1998 The U.S. Department of Justice and attorneys general of twenty states filed a sweeping antitrust case against Microsoft Corp., claiming Microsoft made it difficult for consumers to install competing software on computers operated by Windows and was therefore a monopoly. The software giant appealed a federal judge’s order to split into two entities and won, but agreed to share computing interfaces with other companies.

1998 U.S. Treasury and Justice Department officials arrested 142 people and seized $35 million in what is believed to be the largest money laundering case in history. U.S. Customs-led undercover agents of “Operation Casablanca” investigated the money laundering operations of a dozen Mexican banks linked to Colombian and Mexican drug-smuggling cartels.

2003 President Megawati Sukarnoputri of Indonesia declared martial law and sent 30,000 troops into Aceh, Sumatra, to suppress a separatist rebellion. The movement finally collapsed in 2005 after the crackdown by the Indonesian military and the devastation wrought by the 2004 tsunami.

2009 The 25-year civil war in Sri Lanka ended. The government announced it had gained control of the last bit of territory held by the Tamil Tigers separatist group and killed its leader.

2010 John Langley, co-owner of the Red and Black Café, in Portland, Oregon, asked police officer James Crooker to leave his store, claiming Crooker's uniformed presence made the customers of his vegan coffeeshop uncomfortable.
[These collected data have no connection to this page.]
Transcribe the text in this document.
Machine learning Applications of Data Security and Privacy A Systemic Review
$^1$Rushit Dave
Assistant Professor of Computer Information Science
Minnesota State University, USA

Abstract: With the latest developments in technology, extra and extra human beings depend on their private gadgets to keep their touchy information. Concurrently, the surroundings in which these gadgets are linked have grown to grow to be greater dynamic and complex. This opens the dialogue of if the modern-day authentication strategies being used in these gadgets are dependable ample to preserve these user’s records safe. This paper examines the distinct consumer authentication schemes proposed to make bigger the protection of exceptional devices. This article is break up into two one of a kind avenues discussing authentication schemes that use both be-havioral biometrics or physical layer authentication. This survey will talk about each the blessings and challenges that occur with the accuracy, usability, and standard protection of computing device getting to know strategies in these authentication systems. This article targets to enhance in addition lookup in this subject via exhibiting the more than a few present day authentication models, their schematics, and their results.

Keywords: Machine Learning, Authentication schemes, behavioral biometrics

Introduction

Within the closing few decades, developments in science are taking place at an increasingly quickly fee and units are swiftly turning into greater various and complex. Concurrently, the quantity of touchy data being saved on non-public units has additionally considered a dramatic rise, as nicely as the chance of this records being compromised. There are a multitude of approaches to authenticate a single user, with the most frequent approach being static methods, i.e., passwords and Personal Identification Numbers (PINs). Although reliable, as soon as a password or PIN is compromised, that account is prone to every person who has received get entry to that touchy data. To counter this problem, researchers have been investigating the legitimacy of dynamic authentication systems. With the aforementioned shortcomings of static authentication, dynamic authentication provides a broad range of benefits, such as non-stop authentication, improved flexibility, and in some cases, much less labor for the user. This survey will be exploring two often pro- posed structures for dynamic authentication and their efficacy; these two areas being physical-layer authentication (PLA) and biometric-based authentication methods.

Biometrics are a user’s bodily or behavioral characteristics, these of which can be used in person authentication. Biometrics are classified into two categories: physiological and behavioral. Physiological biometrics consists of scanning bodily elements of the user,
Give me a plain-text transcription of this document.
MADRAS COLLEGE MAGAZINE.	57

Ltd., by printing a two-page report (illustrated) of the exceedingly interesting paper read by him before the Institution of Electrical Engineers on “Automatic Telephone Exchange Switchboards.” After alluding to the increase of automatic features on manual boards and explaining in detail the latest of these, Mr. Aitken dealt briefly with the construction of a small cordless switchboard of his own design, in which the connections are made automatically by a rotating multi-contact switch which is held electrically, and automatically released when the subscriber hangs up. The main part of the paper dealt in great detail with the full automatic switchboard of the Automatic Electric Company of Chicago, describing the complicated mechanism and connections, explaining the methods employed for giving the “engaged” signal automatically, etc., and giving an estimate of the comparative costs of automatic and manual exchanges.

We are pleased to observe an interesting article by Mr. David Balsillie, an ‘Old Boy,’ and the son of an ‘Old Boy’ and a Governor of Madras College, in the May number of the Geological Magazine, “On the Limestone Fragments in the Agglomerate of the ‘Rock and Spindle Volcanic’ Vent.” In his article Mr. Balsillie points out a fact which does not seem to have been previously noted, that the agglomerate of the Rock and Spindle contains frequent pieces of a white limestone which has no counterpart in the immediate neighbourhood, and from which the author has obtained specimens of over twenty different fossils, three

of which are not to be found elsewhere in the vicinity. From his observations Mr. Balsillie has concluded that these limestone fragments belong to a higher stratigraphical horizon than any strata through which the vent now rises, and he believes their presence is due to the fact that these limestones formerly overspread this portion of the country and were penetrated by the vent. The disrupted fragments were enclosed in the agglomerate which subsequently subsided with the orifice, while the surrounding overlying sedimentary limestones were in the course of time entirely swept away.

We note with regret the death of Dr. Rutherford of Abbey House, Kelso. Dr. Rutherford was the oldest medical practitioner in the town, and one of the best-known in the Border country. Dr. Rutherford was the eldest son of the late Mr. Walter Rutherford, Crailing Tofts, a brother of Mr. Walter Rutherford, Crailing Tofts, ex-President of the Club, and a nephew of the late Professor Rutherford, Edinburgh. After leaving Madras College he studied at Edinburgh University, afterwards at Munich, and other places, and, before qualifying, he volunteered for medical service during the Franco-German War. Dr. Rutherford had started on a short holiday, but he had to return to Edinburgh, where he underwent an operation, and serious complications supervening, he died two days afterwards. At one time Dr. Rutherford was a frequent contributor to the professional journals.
2011 Dominique Strauss-Kahn resigned as head of the International Monetary Fund after his arrest May 15 on charges that he sexually assaulted a housekeeper in a midtown New York hotel room. The state eventually dropped the charges of attempted rape, sex abuse, forcible touching, and unlawful imprisonment, although the one-time candidate for the French presidency later settled a civil case for a confidential amount purported to be $6 million.

2018 Armed with a 12-gauge Remington 870 shotgun, a Rossi .38-caliber snub-nosed revolver, and explosives, 17-year-old student Dimitrios Pagourtzis opened fire at the Santa Fe High School in Santa Fe, Texas near Houston, fatally shooting eight students and two teachers and wounding 13 others. Police officers stationed at the school returned fire and wounded Pagourtzis, who then surrendered.